Now my other stressful event. On Tuesday evening the kids were in the living room after dinner. Ty was on the couch watching tv and Lexi was on the loveseat also watching tv. I go into the kitchen and heard a thump and heard Lexi crying. I run into the living room and couldn’t find her. I thought she fell behind the loveseat which is virtually impossible because it’s against the living room window. She fell out the window through the screen. I looked out and saw her on her bum, raced outside and got her, screaming Oh my God the whole way. Alex was in the bathroom and was out by the time I screamed when I first saw her. Brought her in the house and layed her on the floor to asess her. Alex has first aid. She looked to ok but he took her to the doctor anyway.  She is fine, only a scrape on her big toe and a little bruise on her chest. The fall was around 7 feet and on the concrete walkway. Our neighbor saw her fall and said the screen cushined her because it kind of fell half on the side of the house so it acted like a slide.

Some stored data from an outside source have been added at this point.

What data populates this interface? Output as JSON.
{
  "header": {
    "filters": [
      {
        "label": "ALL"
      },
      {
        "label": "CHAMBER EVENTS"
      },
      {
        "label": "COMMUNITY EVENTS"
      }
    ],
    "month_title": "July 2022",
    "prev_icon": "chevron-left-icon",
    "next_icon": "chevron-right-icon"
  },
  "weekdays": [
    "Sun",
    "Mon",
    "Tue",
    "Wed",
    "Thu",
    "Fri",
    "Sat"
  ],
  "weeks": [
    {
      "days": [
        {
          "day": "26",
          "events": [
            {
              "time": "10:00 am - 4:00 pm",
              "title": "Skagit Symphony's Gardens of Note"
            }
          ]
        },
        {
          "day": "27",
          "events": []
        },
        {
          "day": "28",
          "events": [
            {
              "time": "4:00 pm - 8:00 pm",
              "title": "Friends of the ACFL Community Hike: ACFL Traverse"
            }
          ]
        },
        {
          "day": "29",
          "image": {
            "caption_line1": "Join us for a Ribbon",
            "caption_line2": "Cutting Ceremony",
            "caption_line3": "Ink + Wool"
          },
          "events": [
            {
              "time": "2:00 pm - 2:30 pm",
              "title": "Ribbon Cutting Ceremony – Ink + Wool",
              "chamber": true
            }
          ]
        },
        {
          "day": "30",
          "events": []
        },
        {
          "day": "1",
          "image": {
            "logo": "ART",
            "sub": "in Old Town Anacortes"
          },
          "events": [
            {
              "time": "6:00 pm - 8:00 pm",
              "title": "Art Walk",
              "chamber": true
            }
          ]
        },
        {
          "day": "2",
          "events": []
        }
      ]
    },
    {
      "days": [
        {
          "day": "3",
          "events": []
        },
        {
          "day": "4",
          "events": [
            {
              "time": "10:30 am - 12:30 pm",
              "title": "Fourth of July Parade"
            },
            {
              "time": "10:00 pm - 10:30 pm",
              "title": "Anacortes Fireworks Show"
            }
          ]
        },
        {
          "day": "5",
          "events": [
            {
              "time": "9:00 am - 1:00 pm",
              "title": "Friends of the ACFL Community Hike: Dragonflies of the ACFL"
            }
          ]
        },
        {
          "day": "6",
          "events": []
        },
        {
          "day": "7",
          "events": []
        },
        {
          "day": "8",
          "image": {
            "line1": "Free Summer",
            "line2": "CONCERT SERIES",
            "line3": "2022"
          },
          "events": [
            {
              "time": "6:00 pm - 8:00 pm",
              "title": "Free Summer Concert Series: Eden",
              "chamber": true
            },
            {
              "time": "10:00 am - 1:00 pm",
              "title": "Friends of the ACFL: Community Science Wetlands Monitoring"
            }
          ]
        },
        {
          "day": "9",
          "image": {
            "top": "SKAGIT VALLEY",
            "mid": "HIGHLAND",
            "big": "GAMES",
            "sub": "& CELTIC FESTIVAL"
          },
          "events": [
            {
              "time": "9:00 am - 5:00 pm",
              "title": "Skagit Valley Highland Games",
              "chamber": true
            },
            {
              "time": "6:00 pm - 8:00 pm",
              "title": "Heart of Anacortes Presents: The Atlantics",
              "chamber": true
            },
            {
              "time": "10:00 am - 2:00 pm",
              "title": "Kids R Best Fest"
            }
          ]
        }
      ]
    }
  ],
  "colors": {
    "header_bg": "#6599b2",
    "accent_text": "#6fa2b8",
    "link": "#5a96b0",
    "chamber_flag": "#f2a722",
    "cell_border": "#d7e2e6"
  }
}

I of course have not forgiven myself for being so careless and not even thinking of the screen. We had our cat bed/post in front of the window and she likes to sit in it. Of course the window is always closed when she does it. The cat post is short but even with the window sill.  Please learn from my mistake, every year I hear children falling out of windows and now it’s happened to my child. The doctor and even Alex said if the fall is over 10 feet it is usually more serious but still any fall is dangerous. My little peanut is a tough cookie. I on the other hand am not. I can’t forgive myself for this, I put my child in danger without even knowing it. I honestly never even thought of the screen. I’m always careful and watching my kids with other things, like the deck outside, the stairs, in the kitchen, bathroom, everywhere, but I let this one thing not even enter my mind. I keep going “what if” and crying. So please be careful, it only takes a second and those precious children can be harmed from something that could have been prevented.

As for my weight. Everyday I start anew and every night I let the stress get to me and eat. One day I will take control. Until then I just have to go day by day. Hug your loved ones today, and smile at a stranger, it will make their day!